2.2 Supervised Learning

In [17], authors identified three challenges, false News classification, domain identification, and bot identification. Deep Learning (DL) model is used to recognize stylistic differences between legitimate and false News articles. In another paper [18], a semantic model was developed, which determined the complete social context of an article on social media. Monther et al. [19] proposed a solution for a search engine to remove those websites on search engines that spread misinformation. The paper [20] introduced the misinformation definition and examined the difference between context-based and content-based features.
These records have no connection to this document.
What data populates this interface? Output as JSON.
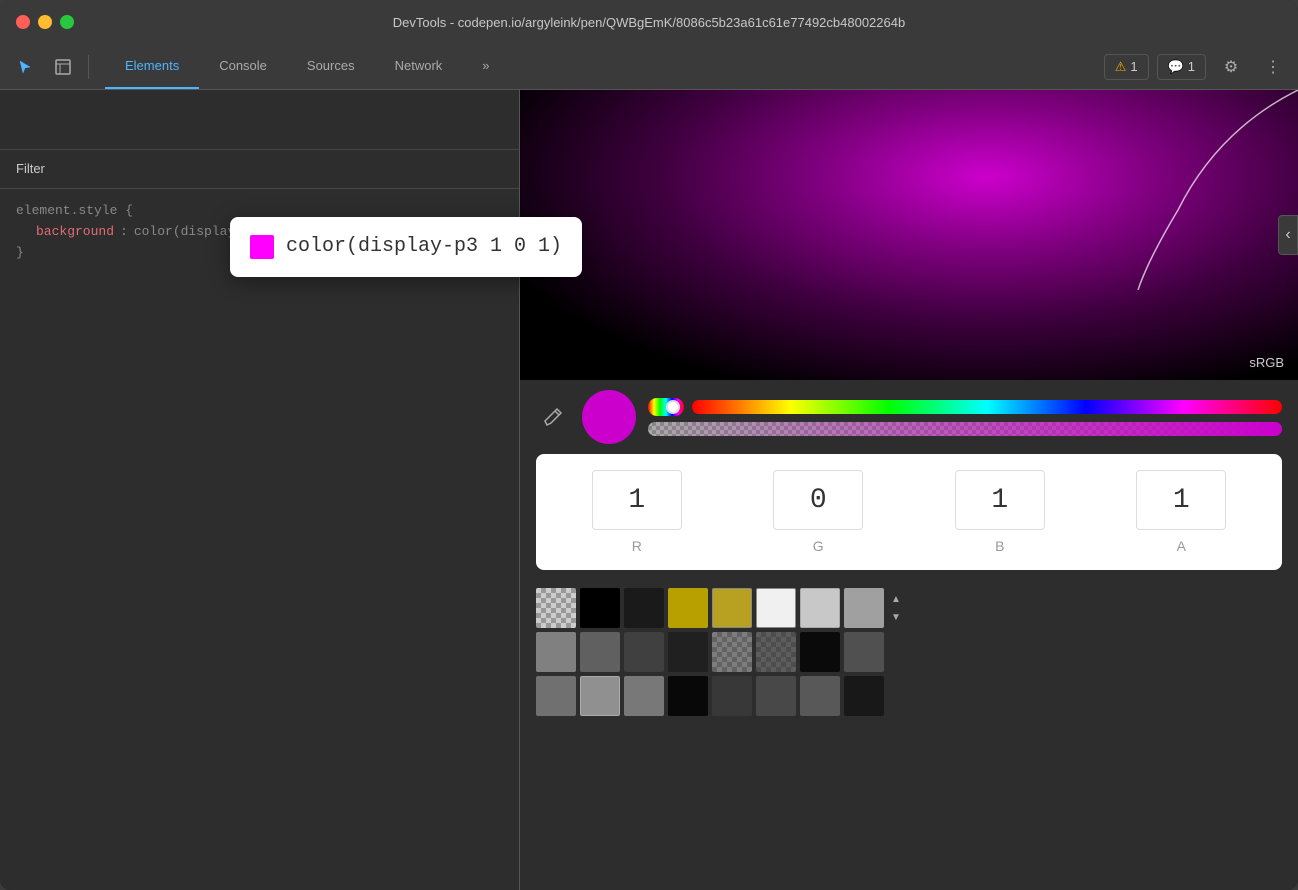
{
  "window": {
    "title": "DevTools - codepen.io/argyleink/pen/QWBgEmK/8086c5b23a61c61e77492cb48002264b"
  },
  "toolbar": {
    "tabs": [
      {
        "id": "elements",
        "label": "Elements",
        "active": true
      },
      {
        "id": "console",
        "label": "Console",
        "active": false
      },
      {
        "id": "sources",
        "label": "Sources",
        "active": false
      },
      {
        "id": "network",
        "label": "Network",
        "active": false
      }
    ],
    "more_label": "»",
    "warn_count": "1",
    "info_count": "1",
    "settings_icon": "⚙",
    "more_icon": "⋮"
  },
  "left_panel": {
    "filter_placeholder": "Filter",
    "filter_value": "Filter",
    "code_line1": "element.style {",
    "code_property": "background",
    "code_value": "color(display-p3 1 0 1);",
    "code_closing": "}"
  },
  "tooltip": {
    "text": "color(display-p3 1 0 1)",
    "color": "#ff00ff"
  },
  "color_picker": {
    "srgb_label": "sRGB",
    "channels": [
      {
        "id": "r",
        "label": "R",
        "value": "1"
      },
      {
        "id": "g",
        "label": "G",
        "value": "0"
      },
      {
        "id": "b",
        "label": "B",
        "value": "1"
      },
      {
        "id": "a",
        "label": "A",
        "value": "1"
      }
    ],
    "swatches_row1": [
      {
        "color": "checkered",
        "id": "transparent"
      },
      {
        "color": "#000000"
      },
      {
        "color": "#1a1a1a"
      },
      {
        "color": "#b8a000"
      },
      {
        "color": "#b8a020"
      },
      {
        "color": "#f0f0f0"
      },
      {
        "color": "#c8c8c8"
      },
      {
        "color": "#a0a0a0"
      }
    ],
    "swatches_row2": [
      {
        "color": "#808080"
      },
      {
        "color": "#606060"
      },
      {
        "color": "#404040"
      },
      {
        "color": "#202020"
      },
      {
        "color": "checker2"
      },
      {
        "color": "checker3"
      },
      {
        "color": "#0a0a0a"
      },
      {
        "color": "#505050"
      }
    ],
    "swatches_row3": [
      {
        "color": "#707070"
      },
      {
        "color": "#909090"
      },
      {
        "color": "#787878"
      },
      {
        "color": "#080808"
      },
      {
        "color": "#383838"
      },
      {
        "color": "#484848"
      },
      {
        "color": "#585858"
      },
      {
        "color": "#181818"
      }
    ]
  }
}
The study [21] is based on group behaviors that selected features such as claim similarity, account created time, massages timesteps, number of followers, number of follows, and reputation. RF, SVM, DT, and neural networks are used for classification. The authors [22] used a DNN to do a user classification on the Twitter covid dataset and used the Bidirectional Encoder Representations from Transformers (BERT) encoder to handle the vocabulary word splitting. De et al. [23] studied past inscription impressions on a parallel point from constant ages and recovered the results by counting the portions of rational inspection and past outcomes that did not do before this search. In [24], the authors applied only article text and used BERT as a neural network, and different ML classifiers were also used, such as SVM, NB, and KNN classifiers.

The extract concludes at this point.